The vulnerabilities are the result of parsing mistakes made in legacy code, leading researchers to believe they have existed for years, and could have granted an attacker the ability to execute code on targets via malicious Office documents, such as Word, Excel and Outlook.
Says Yaniv Balmas, head of Cyber Research at Check Point Software: “The vulnerabilities found affect almost the entire Microsoft Office ecosystem. It’s possible to execute such an attack on almost any Office software, including Word, Outlook and others.”
Legacy code continues to be a weak link in the security chain, he adds, particularly in complex software such as Microsoft Office.
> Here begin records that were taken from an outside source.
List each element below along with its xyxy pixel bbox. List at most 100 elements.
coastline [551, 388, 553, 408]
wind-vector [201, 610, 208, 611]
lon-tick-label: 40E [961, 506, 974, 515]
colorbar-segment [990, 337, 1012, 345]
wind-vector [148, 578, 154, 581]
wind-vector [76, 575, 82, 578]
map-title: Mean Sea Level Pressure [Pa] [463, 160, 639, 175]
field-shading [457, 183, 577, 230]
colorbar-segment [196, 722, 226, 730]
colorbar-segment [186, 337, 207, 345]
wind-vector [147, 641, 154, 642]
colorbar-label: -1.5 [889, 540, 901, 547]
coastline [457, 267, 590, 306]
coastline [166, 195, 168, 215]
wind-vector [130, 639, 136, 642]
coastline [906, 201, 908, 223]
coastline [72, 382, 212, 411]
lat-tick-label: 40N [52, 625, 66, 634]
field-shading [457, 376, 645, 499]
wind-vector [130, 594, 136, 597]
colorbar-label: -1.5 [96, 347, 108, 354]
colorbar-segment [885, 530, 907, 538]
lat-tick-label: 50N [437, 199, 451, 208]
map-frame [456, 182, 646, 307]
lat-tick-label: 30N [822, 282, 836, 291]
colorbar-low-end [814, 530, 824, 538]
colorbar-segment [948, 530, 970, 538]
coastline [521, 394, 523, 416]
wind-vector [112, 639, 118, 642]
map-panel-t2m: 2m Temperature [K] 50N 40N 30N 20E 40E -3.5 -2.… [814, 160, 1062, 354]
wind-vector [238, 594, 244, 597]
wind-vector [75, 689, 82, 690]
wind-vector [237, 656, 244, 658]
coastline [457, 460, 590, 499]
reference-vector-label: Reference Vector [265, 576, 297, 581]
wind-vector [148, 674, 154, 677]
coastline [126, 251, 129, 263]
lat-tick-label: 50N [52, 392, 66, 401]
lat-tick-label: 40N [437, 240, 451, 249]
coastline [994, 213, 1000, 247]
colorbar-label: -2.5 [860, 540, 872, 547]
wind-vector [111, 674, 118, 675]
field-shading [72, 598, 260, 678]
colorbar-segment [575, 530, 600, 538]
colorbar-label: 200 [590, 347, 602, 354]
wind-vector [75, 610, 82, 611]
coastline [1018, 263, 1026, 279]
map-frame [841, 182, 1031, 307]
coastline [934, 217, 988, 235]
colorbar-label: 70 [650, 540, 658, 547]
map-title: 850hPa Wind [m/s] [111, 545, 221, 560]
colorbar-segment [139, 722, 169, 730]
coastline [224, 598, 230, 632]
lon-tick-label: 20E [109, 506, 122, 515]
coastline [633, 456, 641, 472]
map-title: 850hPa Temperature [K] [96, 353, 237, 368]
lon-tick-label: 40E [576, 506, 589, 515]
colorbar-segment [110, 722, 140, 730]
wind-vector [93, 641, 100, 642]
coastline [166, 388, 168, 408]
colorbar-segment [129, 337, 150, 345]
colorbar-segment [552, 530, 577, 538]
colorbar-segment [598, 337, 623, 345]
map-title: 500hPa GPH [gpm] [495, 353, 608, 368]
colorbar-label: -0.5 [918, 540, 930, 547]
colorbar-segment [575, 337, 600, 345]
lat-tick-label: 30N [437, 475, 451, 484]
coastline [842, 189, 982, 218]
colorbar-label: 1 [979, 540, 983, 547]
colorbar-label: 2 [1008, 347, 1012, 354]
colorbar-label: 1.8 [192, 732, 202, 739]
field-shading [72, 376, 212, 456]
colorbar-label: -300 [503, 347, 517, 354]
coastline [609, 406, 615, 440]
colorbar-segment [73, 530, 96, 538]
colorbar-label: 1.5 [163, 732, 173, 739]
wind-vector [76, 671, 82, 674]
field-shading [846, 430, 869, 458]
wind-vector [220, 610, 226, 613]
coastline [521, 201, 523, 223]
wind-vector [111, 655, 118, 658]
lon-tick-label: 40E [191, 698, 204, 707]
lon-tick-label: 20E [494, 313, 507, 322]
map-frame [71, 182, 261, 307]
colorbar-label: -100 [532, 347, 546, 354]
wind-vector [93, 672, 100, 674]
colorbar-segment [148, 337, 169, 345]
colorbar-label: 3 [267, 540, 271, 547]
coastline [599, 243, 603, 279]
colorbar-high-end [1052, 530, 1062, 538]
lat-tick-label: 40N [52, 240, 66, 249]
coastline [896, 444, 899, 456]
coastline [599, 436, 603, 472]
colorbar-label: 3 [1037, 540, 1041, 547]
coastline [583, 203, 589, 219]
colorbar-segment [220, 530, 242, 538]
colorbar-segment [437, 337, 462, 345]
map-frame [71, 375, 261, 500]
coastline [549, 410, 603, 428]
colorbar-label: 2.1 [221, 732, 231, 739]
“Even though we found only four vulnerabilities on the attack surface in our research, one can never tell how many more vulnerabilities like these are still laying around waiting to be found. I strongly urge Windows users to update their software immediately, as there are numerous attack vectors possible by an attacker who triggers the vulnerabilities that we found.”
How they were found
CPR discovered the vulnerabilities by “fuzzing” MSGraph, a component that can be embedded inside Microsoft Office products in order to display graphs and charts.
Fuzzing is an automated software testing technique that tries to find hackable software bugs by randomly feeding invalid and unexpected data inputs into a computer program, to find coding errors and security loopholes.
By using the technique, the company discovered vulnerable functions inside MSGraph. Similar code checks confirmed that the vulnerable function was commonly used across multiple different Microsoft Office products, such as Excel, Office Online Server and Excel for OSX.
The vulnerabilities found can be embedded in most Office documents, meaning there are a variety of attack vectors that can be employed.
In the simplest one, a victim downloads a malicious Excel file (XLS format), which can be served via a download link or an e-mail, but the attacker cannot force the victim to download it. The victim then opens the malicious Excel file, and the vulnerability is triggered.
Since the entire Office suite has the ability to embed Excel objects, this broadens the attack vector, making it possible to execute such an attack on almost any Office software, including Word, Outlook and others.
CPR responsibly disclosed to Microsoft, who then issued fixes: CVE-2021-31174, CVE-2021-31178, CVE-2021-31179, CVE-2021-31939 and CVE-2021-31939.